On December 17, this asteroid, measuring nearly 5 kilometers (3.1 miles) in diameter, will be approaching our planet. It will fly some 10 million kilometers from Earth – “quite close, by space standards,” according to the astronomer community at the Immanuel Kant Baltic Federal University in Russia’s Kaliningrad.
3200 Phaethon takes its name from the Greek legend of Phaethon, a demigod who was once allowed to drive the sun chariot for one day. The asteroid Phaethon' unusual orbit brings it closer to the Sun than any other named asteroid, Russian astronomers say. In the Phaethon’s case, it’s a record 20 million km at one point. Mercury, the planet closest to the Sun, orbits it at a distance of 46 million km.
The asteroid is also accompanied by the Geminids meteor shower, whose activity will hit its peak on December 13-14, when up to a hundred meteors flicker in the sky and burn down.
This meteor shower is visible every year. The asteroid, 3200 Phaethon, has also had flown past the Earth a number of times, scientists say.

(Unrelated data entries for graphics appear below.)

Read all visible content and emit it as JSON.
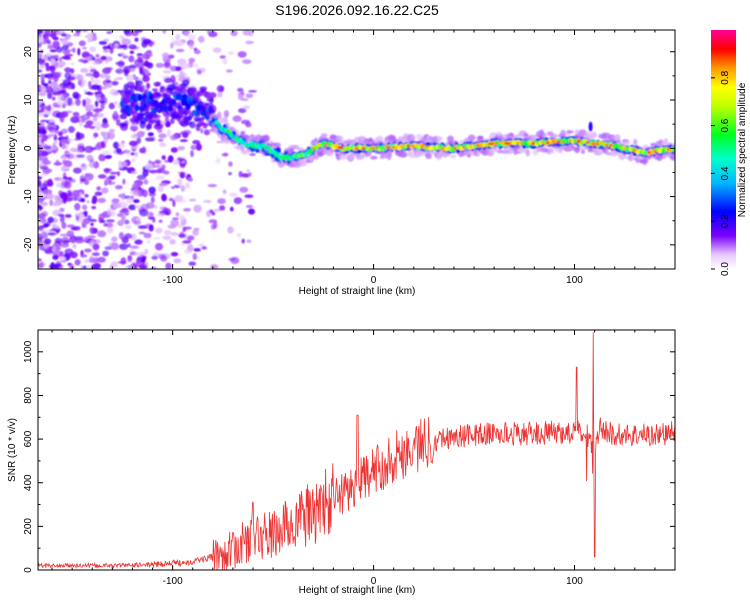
{
  "title": "S196.2026.092.16.22.C25",
  "chart_data": [
    {
      "type": "heatmap",
      "xlabel": "Height of straight line (km)",
      "ylabel": "Frequency (Hz)",
      "xlim": [
        -167,
        150
      ],
      "ylim": [
        -25,
        24.5
      ],
      "xticks": [
        -100,
        0,
        100
      ],
      "xtick_labels": [
        "-100",
        "0",
        "100"
      ],
      "yticks": [
        -20,
        -10,
        0,
        10,
        20
      ],
      "ytick_labels": [
        "-20",
        "-10",
        "0",
        "10",
        "20"
      ],
      "colorbar": {
        "label": "Normalized spectral amplitude",
        "range": [
          0,
          1
        ],
        "ticks": [
          0.0,
          0.2,
          0.4,
          0.6,
          0.8
        ],
        "tick_labels": [
          "0.0",
          "0.2",
          "0.4",
          "0.6",
          "0.8"
        ],
        "colormap": "rainbow (white-violet-blue-cyan-green-yellow-orange-red-magenta)"
      },
      "ridge": {
        "description": "dominant frequency trace vs height",
        "x": [
          -167,
          -120,
          -100,
          -85,
          -75,
          -65,
          -55,
          -45,
          -35,
          -25,
          -15,
          0,
          20,
          40,
          60,
          80,
          100,
          110,
          120,
          135,
          150
        ],
        "y": [
          0,
          9,
          10,
          8,
          4,
          1,
          0.5,
          -2,
          -1.5,
          1,
          0,
          0,
          0.5,
          0,
          1,
          1,
          1.5,
          1,
          0.5,
          -1,
          0
        ],
        "noise_region_x": [
          -167,
          -85
        ]
      }
    },
    {
      "type": "line",
      "xlabel": "Height of straight line (km)",
      "ylabel": "SNR (10 * v/v)",
      "xlim": [
        -167,
        150
      ],
      "ylim": [
        0,
        1100
      ],
      "xticks": [
        -100,
        0,
        100
      ],
      "xtick_labels": [
        "-100",
        "0",
        "100"
      ],
      "yticks": [
        0,
        200,
        400,
        600,
        800,
        1000
      ],
      "ytick_labels": [
        "0",
        "200",
        "400",
        "600",
        "800",
        "1000"
      ],
      "color": "#ee3333",
      "series": [
        {
          "name": "SNR",
          "x": [
            -167,
            -150,
            -130,
            -110,
            -100,
            -90,
            -80,
            -70,
            -60,
            -50,
            -40,
            -30,
            -20,
            -10,
            0,
            10,
            20,
            30,
            40,
            50,
            60,
            70,
            80,
            90,
            100,
            105,
            108,
            110,
            112,
            120,
            130,
            140,
            150
          ],
          "y": [
            20,
            20,
            20,
            25,
            30,
            40,
            60,
            90,
            150,
            160,
            220,
            260,
            330,
            380,
            450,
            520,
            560,
            600,
            610,
            620,
            625,
            625,
            625,
            630,
            630,
            630,
            600,
            500,
            650,
            620,
            620,
            620,
            630
          ],
          "spikes": [
            {
              "x": -60,
              "y": 310
            },
            {
              "x": -8,
              "y": 710
            },
            {
              "x": 101,
              "y": 930
            },
            {
              "x": 109,
              "y": 1090
            },
            {
              "x": 110,
              "y": 60
            }
          ]
        }
      ]
    }
  ]
}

"Apparently, this asteroid was once a much bigger object, but its many approaches to the Sun have caused it to crumble into smaller pieces which eventually formed this meteor shower. If so, the asteroid itself could be the residue of a comet nucleus. The asteroid’s extremely elongated orbit, thanks to which it sometimes gets to the Sun closer than Mercury and it sometimes moves away farther than Mars, is another argument in favor of this theory," the astronomer community at the Immanuel Kant Baltic Federal University said on its website.